For instance, Raymond James’ “Goal Planning & Monitoring System,” integrated into the advisor's desktop, is also accessible by mobile devices such as iPad and iPhone. Clients visiting the BD's website to pull up their account can even make trades, notification of which is sent to their FAs.
“This gives advisors the opportunity to call the client,” notes Combs, based in St. Petersburg, Fla. “It's a talking opportunity and potentially a sales opportunity.”
First Clearing is rolling out new desktop technology: the “Smart Station 2.0,” “built to provide counsel and advice to advisors’ clients over the next five to 10 years,” Coppel says. Pershing has introduced a redesigned investor portal, “NetXInvestor,” that can be customized in accordance with clients’ level of experience and comfort with technology.
National Financial makes available mobile check-deposit technology, allowing advisors to photograph a client's check by smartphone or tablet camera, then rapidly deposit the funds directly into their account. Also, the provider has integrated into its workstation social media oversight capability allowing firms to monitor activity and content that their advisors post to sites such as Facebook, LinkedIn and Twitter.
“Broker-dealers must adhere to certain standards in monitoring every communication with clients,” Mirchandani says. “This surveillance tool lets them offer advisors the ability to engage with clients in social media—which is, of course, how clients want to be engaged with.”
When it comes to new services, RBC is kicking off a practice management series with a coaching component as well as a wealth management series on how to uncover and solve clients’ estate planning needs. First Clearing offers a program, dubbed “End-to-End Consulting,” wherein a team visits BDs intent upon improving their efficiency and thoroughly assesses the way they operate.

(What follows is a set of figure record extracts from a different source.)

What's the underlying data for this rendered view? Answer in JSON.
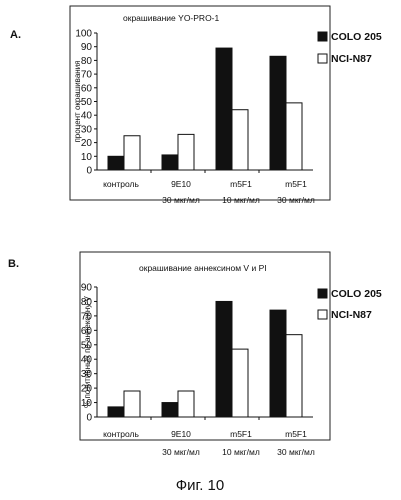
{
  "chart_data": [
    {
      "type": "bar",
      "panel": "A.",
      "title": "окрашивание YO-PRO-1",
      "xlabel": "",
      "ylabel": "процент окрашивания",
      "ylim": [
        0,
        100
      ],
      "yticks": [
        0,
        10,
        20,
        30,
        40,
        50,
        60,
        70,
        80,
        90,
        100
      ],
      "categories": [
        {
          "line1": "контроль",
          "line2": ""
        },
        {
          "line1": "9E10",
          "line2": "30 мкг/мл"
        },
        {
          "line1": "m5F1",
          "line2": "10 мкг/мл"
        },
        {
          "line1": "m5F1",
          "line2": "30 мкг/мл"
        }
      ],
      "series": [
        {
          "name": "COLO 205",
          "color": "#111111",
          "values": [
            10,
            11,
            89,
            83
          ]
        },
        {
          "name": "NCI-N87",
          "color": "#ffffff",
          "values": [
            25,
            26,
            44,
            49
          ]
        }
      ],
      "grid": false,
      "legend_position": "right"
    },
    {
      "type": "bar",
      "panel": "B.",
      "title": "окрашивание аннексином V и PI",
      "xlabel": "",
      "ylabel": "% позитивных по аннексину V",
      "ylim": [
        0,
        90
      ],
      "yticks": [
        0,
        10,
        20,
        30,
        40,
        50,
        60,
        70,
        80,
        90
      ],
      "categories": [
        {
          "line1": "контроль",
          "line2": ""
        },
        {
          "line1": "9E10",
          "line2": "30 мкг/мл"
        },
        {
          "line1": "m5F1",
          "line2": "10 мкг/мл"
        },
        {
          "line1": "m5F1",
          "line2": "30 мкг/мл"
        }
      ],
      "series": [
        {
          "name": "COLO 205",
          "color": "#111111",
          "values": [
            7,
            10,
            80,
            74
          ]
        },
        {
          "name": "NCI-N87",
          "color": "#ffffff",
          "values": [
            18,
            18,
            47,
            57
          ]
        }
      ],
      "grid": false,
      "legend_position": "right"
    }
  ],
  "caption": "Фиг. 10"
}
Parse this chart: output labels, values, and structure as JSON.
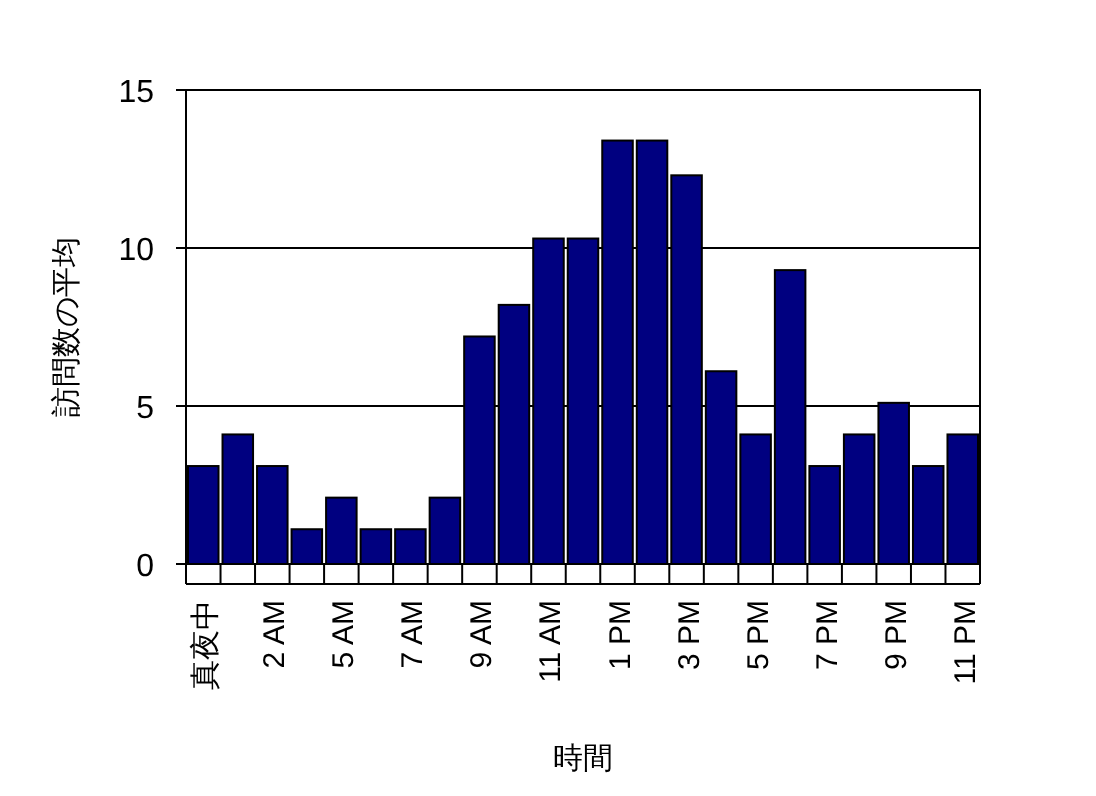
{
  "chart_data": {
    "type": "bar",
    "xlabel": "時間",
    "ylabel": "訪問数の平均",
    "categories": [
      "真夜中",
      null,
      "2 AM",
      null,
      "5 AM",
      null,
      "7 AM",
      null,
      "9 AM",
      null,
      "11 AM",
      null,
      "1 PM",
      null,
      "3 PM",
      null,
      "5 PM",
      null,
      "7 PM",
      null,
      "9 PM",
      null,
      "11 PM"
    ],
    "values": [
      3.1,
      4.1,
      3.1,
      1.1,
      2.1,
      1.1,
      1.1,
      2.1,
      7.2,
      8.2,
      10.3,
      10.3,
      13.4,
      13.4,
      12.3,
      6.1,
      4.1,
      9.3,
      3.1,
      4.1,
      5.1,
      3.1,
      4.1
    ],
    "color": "#000080",
    "ylim": [
      0,
      15
    ],
    "yticks": [
      0,
      5,
      10,
      15
    ],
    "grid": "y"
  }
}
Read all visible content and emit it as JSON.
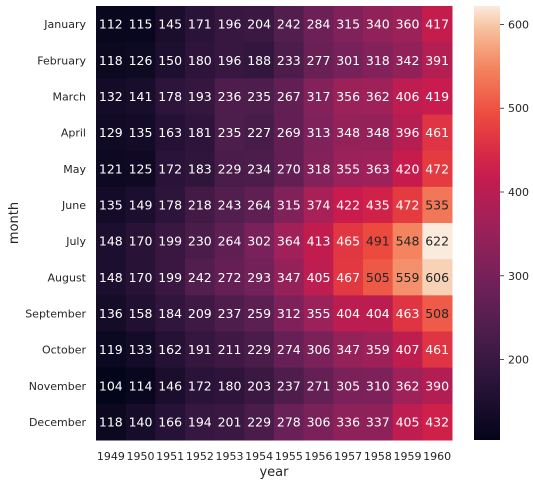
{
  "chart_data": {
    "type": "heatmap",
    "title": "",
    "xlabel": "year",
    "ylabel": "month",
    "x": [
      "1949",
      "1950",
      "1951",
      "1952",
      "1953",
      "1954",
      "1955",
      "1956",
      "1957",
      "1958",
      "1959",
      "1960"
    ],
    "y": [
      "January",
      "February",
      "March",
      "April",
      "May",
      "June",
      "July",
      "August",
      "September",
      "October",
      "November",
      "December"
    ],
    "values": [
      [
        112,
        115,
        145,
        171,
        196,
        204,
        242,
        284,
        315,
        340,
        360,
        417
      ],
      [
        118,
        126,
        150,
        180,
        196,
        188,
        233,
        277,
        301,
        318,
        342,
        391
      ],
      [
        132,
        141,
        178,
        193,
        236,
        235,
        267,
        317,
        356,
        362,
        406,
        419
      ],
      [
        129,
        135,
        163,
        181,
        235,
        227,
        269,
        313,
        348,
        348,
        396,
        461
      ],
      [
        121,
        125,
        172,
        183,
        229,
        234,
        270,
        318,
        355,
        363,
        420,
        472
      ],
      [
        135,
        149,
        178,
        218,
        243,
        264,
        315,
        374,
        422,
        435,
        472,
        535
      ],
      [
        148,
        170,
        199,
        230,
        264,
        302,
        364,
        413,
        465,
        491,
        548,
        622
      ],
      [
        148,
        170,
        199,
        242,
        272,
        293,
        347,
        405,
        467,
        505,
        559,
        606
      ],
      [
        136,
        158,
        184,
        209,
        237,
        259,
        312,
        355,
        404,
        404,
        463,
        508
      ],
      [
        119,
        133,
        162,
        191,
        211,
        229,
        274,
        306,
        347,
        359,
        407,
        461
      ],
      [
        104,
        114,
        146,
        172,
        180,
        203,
        237,
        271,
        305,
        310,
        362,
        390
      ],
      [
        118,
        140,
        166,
        194,
        201,
        229,
        278,
        306,
        336,
        337,
        405,
        432
      ]
    ],
    "colorbar": {
      "min": 104,
      "max": 622,
      "ticks": [
        "200",
        "300",
        "400",
        "500",
        "600"
      ]
    },
    "colormap": "rocket",
    "annotated": true,
    "legend": "colorbar-right"
  }
}
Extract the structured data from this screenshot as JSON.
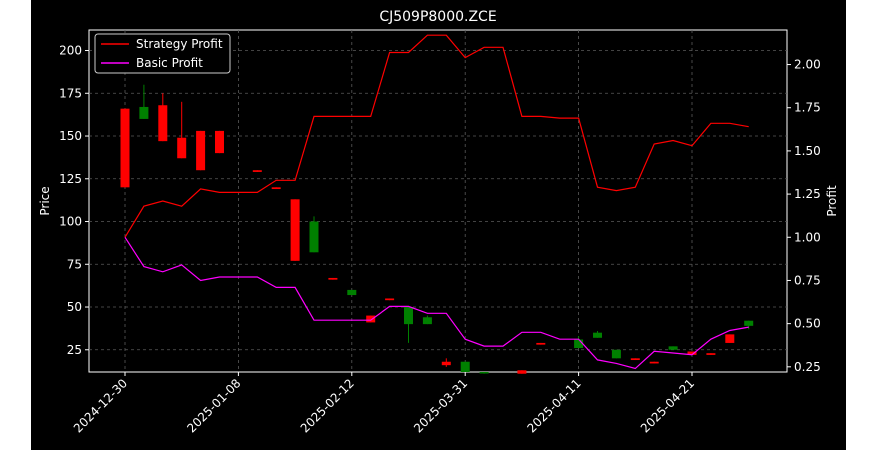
{
  "chart_data": {
    "type": "candlestick-line",
    "title": "CJ509P8000.ZCE",
    "ylabel_left": "Price",
    "ylabel_right": "Profit",
    "ylim_left": [
      12,
      212
    ],
    "ylim_right": [
      0.22,
      2.2
    ],
    "yticks_left": [
      25,
      50,
      75,
      100,
      125,
      150,
      175,
      200
    ],
    "yticks_right": [
      0.25,
      0.5,
      0.75,
      1.0,
      1.25,
      1.5,
      1.75,
      2.0
    ],
    "ytick_labels_left": [
      "25",
      "50",
      "75",
      "100",
      "125",
      "150",
      "175",
      "200"
    ],
    "ytick_labels_right": [
      "0.25",
      "0.50",
      "0.75",
      "1.00",
      "1.25",
      "1.50",
      "1.75",
      "2.00"
    ],
    "xtick_labels": [
      "2024-12-30",
      "2025-01-08",
      "2025-02-12",
      "2025-03-31",
      "2025-04-11",
      "2025-04-21"
    ],
    "xtick_index": [
      0,
      6,
      12,
      18,
      24,
      30
    ],
    "grid": true,
    "legend_position": "top-left",
    "colors": {
      "background": "#000000",
      "strategy": "#ff0000",
      "basic": "#ff00ff",
      "up": "#008000",
      "down": "#ff0000",
      "grid": "#666666",
      "text": "#ffffff"
    },
    "series": [
      {
        "name": "Strategy Profit",
        "axis": "right",
        "color": "#ff0000",
        "values": [
          1.0,
          1.18,
          1.21,
          1.18,
          1.28,
          1.26,
          1.26,
          1.26,
          1.33,
          1.33,
          1.7,
          1.7,
          1.7,
          1.7,
          2.07,
          2.07,
          2.17,
          2.17,
          2.04,
          2.1,
          2.1,
          1.7,
          1.7,
          1.69,
          1.69,
          1.29,
          1.27,
          1.29,
          1.54,
          1.56,
          1.53,
          1.66,
          1.66,
          1.64
        ]
      },
      {
        "name": "Basic Profit",
        "axis": "right",
        "color": "#ff00ff",
        "values": [
          1.0,
          0.83,
          0.8,
          0.84,
          0.75,
          0.77,
          0.77,
          0.77,
          0.71,
          0.71,
          0.52,
          0.52,
          0.52,
          0.52,
          0.6,
          0.6,
          0.56,
          0.56,
          0.41,
          0.37,
          0.37,
          0.45,
          0.45,
          0.41,
          0.41,
          0.29,
          0.27,
          0.24,
          0.34,
          0.33,
          0.32,
          0.41,
          0.46,
          0.48
        ]
      }
    ],
    "candles": [
      {
        "o": 166,
        "h": 166,
        "l": 120,
        "c": 120
      },
      {
        "o": 160,
        "h": 180,
        "l": 160,
        "c": 167
      },
      {
        "o": 168,
        "h": 175,
        "l": 147,
        "c": 147
      },
      {
        "o": 149,
        "h": 170,
        "l": 137,
        "c": 137
      },
      {
        "o": 153,
        "h": 153,
        "l": 130,
        "c": 130
      },
      {
        "o": 153,
        "h": 153,
        "l": 140,
        "c": 140
      },
      {
        "o": 130,
        "h": 130,
        "l": 129,
        "c": 129
      },
      {
        "o": 120,
        "h": 120,
        "l": 119,
        "c": 119
      },
      {
        "o": 113,
        "h": 113,
        "l": 77,
        "c": 77
      },
      {
        "o": 82,
        "h": 103,
        "l": 82,
        "c": 100
      },
      {
        "o": 67,
        "h": 67,
        "l": 66,
        "c": 66
      },
      {
        "o": 57,
        "h": 60,
        "l": 57,
        "c": 60
      },
      {
        "o": 45,
        "h": 45,
        "l": 41,
        "c": 41
      },
      {
        "o": 55,
        "h": 55,
        "l": 54,
        "c": 54
      },
      {
        "o": 40,
        "h": 50,
        "l": 29,
        "c": 50
      },
      {
        "o": 40,
        "h": 45,
        "l": 40,
        "c": 44
      },
      {
        "o": 18,
        "h": 20,
        "l": 15,
        "c": 16
      },
      {
        "o": 12,
        "h": 18,
        "l": 12,
        "c": 18
      },
      {
        "o": 12,
        "h": 12,
        "l": 11,
        "c": 12
      },
      {
        "o": 13,
        "h": 13,
        "l": 11,
        "c": 11
      },
      {
        "o": 29,
        "h": 29,
        "l": 28,
        "c": 28
      },
      {
        "o": 26,
        "h": 33,
        "l": 26,
        "c": 31
      },
      {
        "o": 32,
        "h": 36,
        "l": 32,
        "c": 35
      },
      {
        "o": 20,
        "h": 25,
        "l": 20,
        "c": 25
      },
      {
        "o": 20,
        "h": 20,
        "l": 19,
        "c": 19
      },
      {
        "o": 18,
        "h": 18,
        "l": 17,
        "c": 17
      },
      {
        "o": 25,
        "h": 27,
        "l": 25,
        "c": 27
      },
      {
        "o": 24,
        "h": 24,
        "l": 22,
        "c": 22
      },
      {
        "o": 23,
        "h": 23,
        "l": 22,
        "c": 22
      },
      {
        "o": 34,
        "h": 34,
        "l": 29,
        "c": 29
      },
      {
        "o": 39,
        "h": 42,
        "l": 37,
        "c": 42
      }
    ],
    "candle_index": [
      0,
      1,
      2,
      3,
      4,
      5,
      7,
      8,
      9,
      10,
      11,
      12,
      13,
      14,
      15,
      16,
      17,
      18,
      19,
      21,
      22,
      24,
      25,
      26,
      27,
      28,
      29,
      30,
      31,
      32,
      33
    ]
  }
}
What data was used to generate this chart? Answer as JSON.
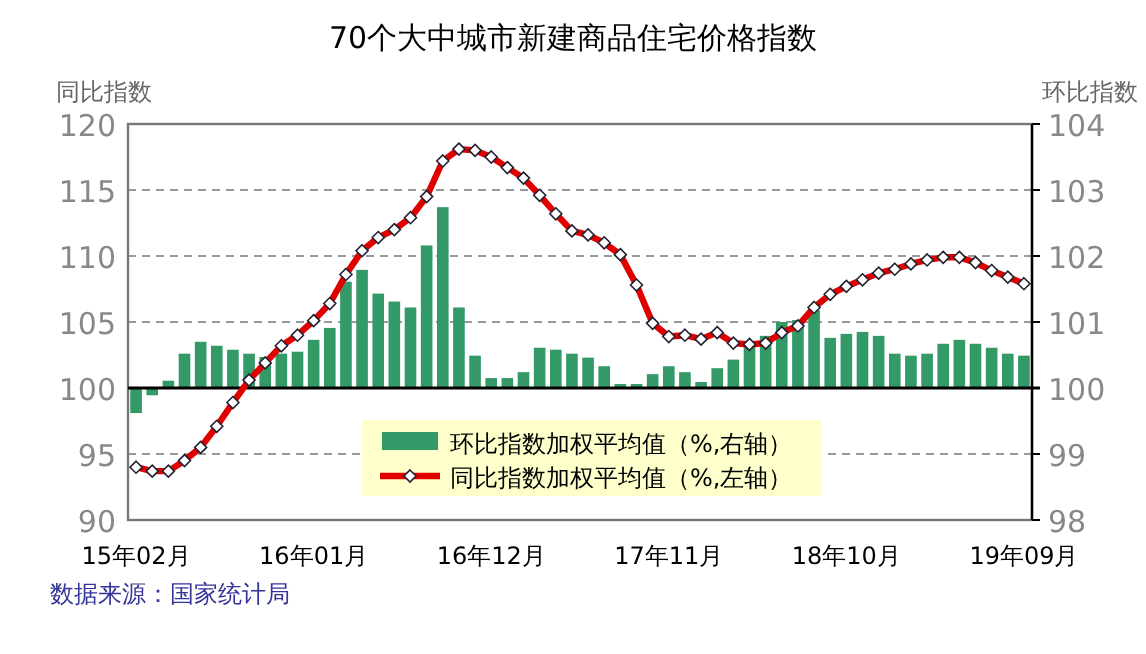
{
  "chart_data": {
    "type": "bar",
    "title": "70个大中城市新建商品住宅价格指数",
    "categories": [
      "15年02月",
      null,
      null,
      null,
      null,
      null,
      null,
      null,
      null,
      null,
      null,
      "16年01月",
      null,
      null,
      null,
      null,
      null,
      null,
      null,
      null,
      null,
      null,
      "16年12月",
      null,
      null,
      null,
      null,
      null,
      null,
      null,
      null,
      null,
      null,
      "17年11月",
      null,
      null,
      null,
      null,
      null,
      null,
      null,
      null,
      null,
      null,
      "18年10月",
      null,
      null,
      null,
      null,
      null,
      null,
      null,
      null,
      null,
      null,
      "19年09月"
    ],
    "series": [
      {
        "name": "环比指数加权平均值（%,右轴）",
        "axis": "y2",
        "color": "#339966",
        "base": [
          100,
          100,
          100,
          100,
          100,
          100,
          100,
          100,
          100,
          100,
          100,
          100,
          100,
          100,
          100,
          100,
          100,
          100,
          100,
          100,
          100,
          100,
          100,
          100,
          100,
          100,
          100,
          100,
          100,
          100,
          100,
          100,
          100,
          100,
          100,
          100,
          100,
          100,
          100,
          100,
          100,
          100,
          100,
          100,
          100,
          100,
          100,
          100,
          100,
          100,
          100,
          100,
          100,
          100,
          100,
          100
        ],
        "values": [
          -0.38,
          -0.11,
          0.11,
          0.52,
          0.7,
          0.64,
          0.58,
          0.52,
          0.47,
          0.52,
          0.55,
          0.73,
          0.91,
          1.61,
          1.79,
          1.43,
          1.31,
          1.22,
          2.16,
          2.74,
          1.22,
          0.49,
          0.15,
          0.15,
          0.24,
          0.61,
          0.58,
          0.52,
          0.46,
          0.33,
          0.06,
          0.06,
          0.21,
          0.33,
          0.24,
          0.09,
          0.3,
          0.43,
          0.64,
          0.79,
          1.0,
          1.03,
          1.18,
          0.76,
          0.82,
          0.85,
          0.79,
          0.52,
          0.49,
          0.52,
          0.67,
          0.73,
          0.67,
          0.61,
          0.52,
          0.49
        ]
      },
      {
        "name": "同比指数加权平均值（%,左轴）",
        "type": "line",
        "axis": "y",
        "color": "#e00000",
        "marker": "diamond",
        "values": [
          94.0,
          93.7,
          93.7,
          94.5,
          95.5,
          97.1,
          98.9,
          100.6,
          101.9,
          103.2,
          104.0,
          105.1,
          106.4,
          108.6,
          110.4,
          111.4,
          112.0,
          112.9,
          114.5,
          117.2,
          118.1,
          118.0,
          117.5,
          116.7,
          115.9,
          114.6,
          113.2,
          111.9,
          111.6,
          111.0,
          110.1,
          107.8,
          104.9,
          103.9,
          104.0,
          103.7,
          104.2,
          103.4,
          103.3,
          103.4,
          104.2,
          104.7,
          106.1,
          107.1,
          107.7,
          108.2,
          108.7,
          109.0,
          109.4,
          109.7,
          109.9,
          109.9,
          109.5,
          108.9,
          108.4,
          107.9
        ]
      }
    ],
    "ylabel": "同比指数",
    "y2label": "环比指数",
    "ylim": [
      90,
      120
    ],
    "yticks": [
      90,
      95,
      100,
      105,
      110,
      115,
      120
    ],
    "y2lim": [
      98,
      104
    ],
    "y2ticks": [
      98,
      99,
      100,
      101,
      102,
      103,
      104
    ],
    "ref_lines": [
      {
        "axis": "y2",
        "value": 100,
        "color": "#000000"
      }
    ],
    "grid": "y",
    "legend": "bottom",
    "annotations": [
      "数据来源：国家统计局"
    ]
  }
}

“We look at how advisors are interacting with clients and help them ‘up-skill’ themselves,” Coppel says. “The more efficiently a firm operates, the more likely they will increase their competitiveness in the marketplace.”
Product-wise, National Financial has a program furnishing access to a variety of alternative investments, including hedge funds and REITs, and a number of private equity alternative investments from Goldman Sachs Asset Management.
Though BDs and clearing firms have been negatively affected by the historically low interest rates of the past few years, rising rates, presumably on the horizon, stand to improve profitability.
But higher rates “certainly aren't the panacea for success” seen in the past, Coppel insists. “The incremental increases are so immaterial that they won't have a profound impact on anyone. Therefore, we’re encouraging our firms to realize that reliance on revenues from interest income needs to be replaced. Our focus is on helping them and their advisors create stronger relationships with clients—that's where you get your growth.”
In their expansion from back office workhorse to supportive consultant, clearers have embraced a focus on aiding clients’ growth.
“When we ask our firms what we can do for them, the top answer is, ‘Help us grow our business’,” Coppel says. “That gets back to the theme of clearing firms moving away from the notion of being a processor to becoming a real collaborator.”